All Pandemrix-associated narcolepsy cases have been positive for HLA class II DQB1*06:02 and novel predisposing genetic factors directly linking to the immune system have been identified.
It is not racist to point any of this out.
For gene variants such as these to have persisted and spread in these populations, it is likely they convey some advantages and not just disadvantages. Gene variants that may be troublesome in some situations may increase survival in specific kinds of environments or against specific pathogens. As an example, consider sickle-cell anemia that protects against malaria.

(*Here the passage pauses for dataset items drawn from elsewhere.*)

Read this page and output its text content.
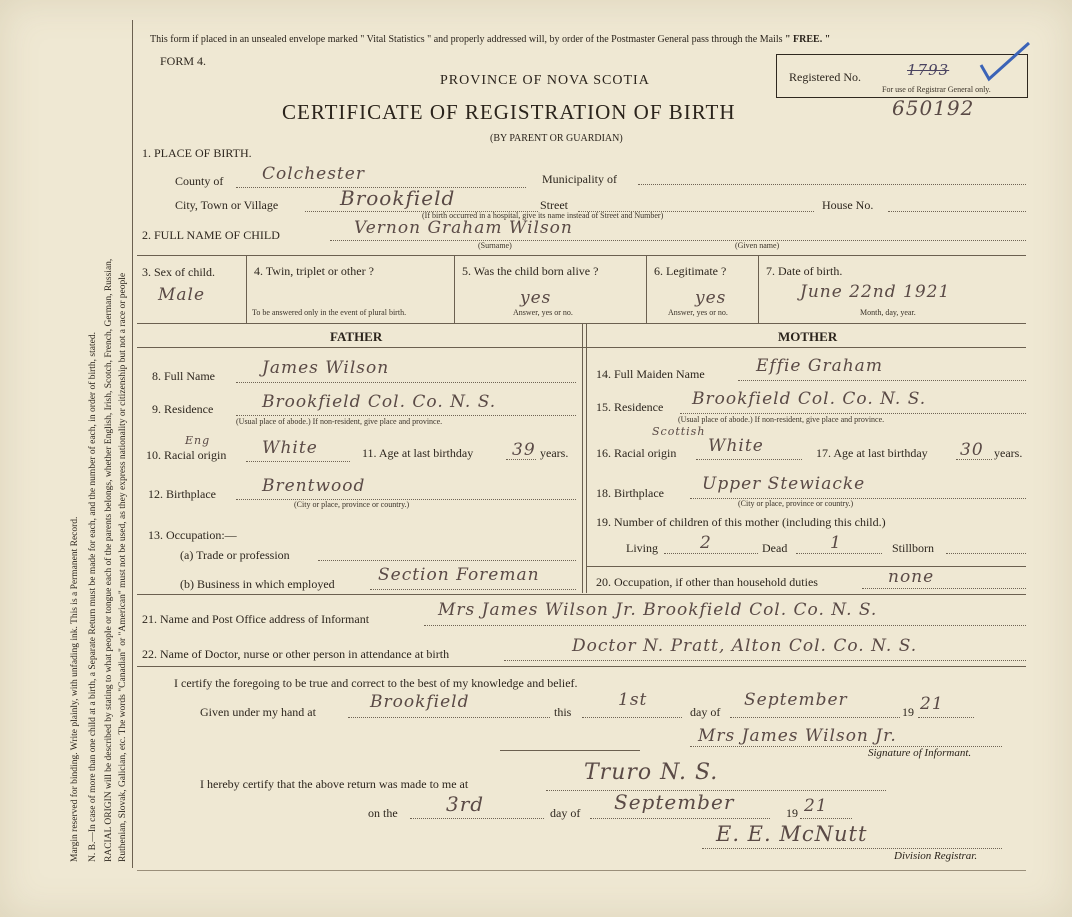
Margin reserved for binding. Write plainly, with unfading ink. This is a Permanent Record. N. B.—In case of more than one child at a birth, a Separate Return must be made for each, and the number of each, in order of birth, stated. RACIAL ORIGIN will be described by stating to what people or tongue each of the parents belongs, whether English, Irish, Scotch, French, German, Russian, Ruthenian, Slovak, Galician, etc. The words "Canadian" or "American" must not be used, as they express nationality or citizenship but not a race or people
This form if placed in an unsealed envelope marked " Vital Statistics " and properly addressed will, by order of the Postmaster General pass through the Mails " FREE. "
FORM 4.
PROVINCE OF NOVA SCOTIA	Registered No.	1793
For use of Registrar General only.
CERTIFICATE OF REGISTRATION OF BIRTH	650192
(BY PARENT OR GUARDIAN)
1. PLACE OF BIRTH.
County of Colchester	Municipality of
City, Town or Village	Brookfield	Street	House No.
(If birth occurred in a hospital, give its name instead of Street and Number)
2. FULL NAME OF CHILD	Vernon Graham Wilson
(Surname)	(Given name)
3. Sex of child.
Male
4. Twin, triplet or other ?
To be answered only in the event of plural birth.
5. Was the child born alive ?
yes
Answer, yes or no.
6. Legitimate ?
yes
Answer, yes or no.
7. Date of birth.
June 22nd 1921
Month, day, year.
FATHER	MOTHER
8. Full Name	James Wilson
9. Residence	Brookfield Col. Co. N. S.
(Usual place of abode.) If non-resident, give place and province.
10. Racial origin
Eng	White	11. Age at last birthday 39 years.
12. Birthplace	Brentwood
(City or place, province or country.)
13. Occupation:—
(a) Trade or profession
(b) Business in which employed	Section Foreman
14. Full Maiden Name	Effie Graham
15. Residence Brookfield Col. Co. N. S.
(Usual place of abode.) If non-resident, give place and province.
16. Racial origin
Scottish
White	17. Age at last birthday 30 years.
18. Birthplace Upper Stewiacke
(City or place, province or country.)
19. Number of children of this mother (including this child.)
Living 2	Dead	1	Stillborn
20. Occupation, if other than household duties	none
21. Name and Post Office address of Informant	Mrs James Wilson Jr. Brookfield Col. Co. N. S.
22. Name of Doctor, nurse or other person in attendance at birth	Doctor N. Pratt, Alton Col. Co. N. S.
I certify the foregoing to be true and correct to the best of my knowledge and belief.
Given under my hand at	Brookfield	this
1st
day of
September
19 21
Mrs James Wilson Jr.
Signature of Informant.
I hereby certify that the above return was made to me at	Truro N. S.
on the 3rd	day of September	19 21
E. E. McNutt
Division Registrar.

It would be better for all us to know what these factors are, which ones we have ourselves, and to apply such knowledge to benefit everybody regardless of race than to pretend all people are the same when in fact they are not.
Takano’s office should correct its disinformation and update the public with the sort of practicable accurate information mentioned above that could provide means to protect all of us, Asians included, from infection and death by COVID-19.